Psychostimulants are most commonly prescribed for the treatment of attention deficeit/hyperactivity disorder. This disorder, diagnosed especially commonly among male children and adolescents, is characterized by difficulty maintaining attention, inappropriate social behavior, excessive activity, and impulsivity; although, in females, it often takes the form of social withdrawal. Stimulants are often effective at correcting attention problems in children and adults, although no specific affectiveness rates can be established due to the slippery nature both of positively defining ADD and measuring such phenomena as attention. Psychostimulants have an excitatory effect on the body, increasing heart and respiratory rate while decreasing appetite. Because of this stimulating effect, they have also been successful in the treatment of narcolepsy, a disorder marked by chronic lapses into sleep. The most common side effects reported for psychostimulants are characteristic of stimulants in general: insomnia, nervousness, and loss of appetite.

methylphenidate

 

Pharmacology

Like the SSRIs, psychostimulant drugs act on the brain by increasing the amount of neurotransmitter carrying signals between neurons.

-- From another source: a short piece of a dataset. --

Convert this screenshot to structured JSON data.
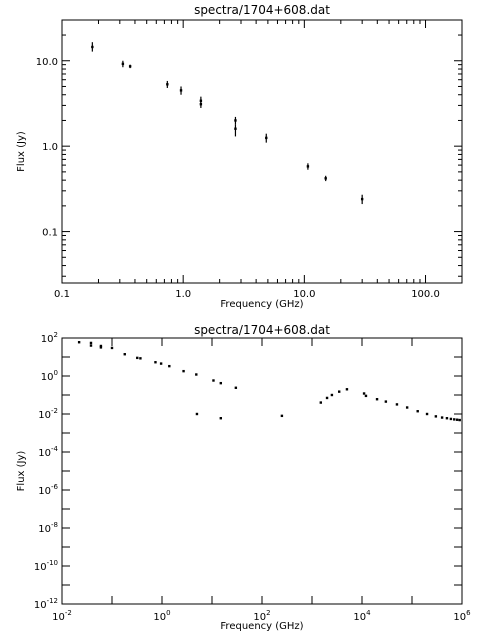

Whereas SSRIs elevate the neurotransmitter serotonin, psychostimulants increase the level of a different neurotransmitter known as dopamine. Rather than blocking the reuptake of neurotransmitter as do SSRIs, psychostimulants actively add neurotransmitter between neurons by signaling dopamine release. Because dopamine serves as an activator of both the peripheral and central nervous systems, increases in dopamine levels give a general stimulant effect, characterized by increases in alertness, heart rate, and respiration.

 

Who's on Ritalin?

There are currently over 4 million prescriptions for psychostimulants in the US alone, a large fraction of which are used by children to control behavior. While the number of Ritalin prescriptions ordered is already growing as public acceptance of ADHD widens, it is likely to increase at an even faster rate in the immediate future given a recent trend in vigorous direct-to-consumer advertising of psychostimulant medication. The rate of psychostimulant treatment is three times as high in boys as in girls, an observation that has prompted many to claim that these drugs are being used as form of behavioral control against the often unruly natural tendencies of young boys.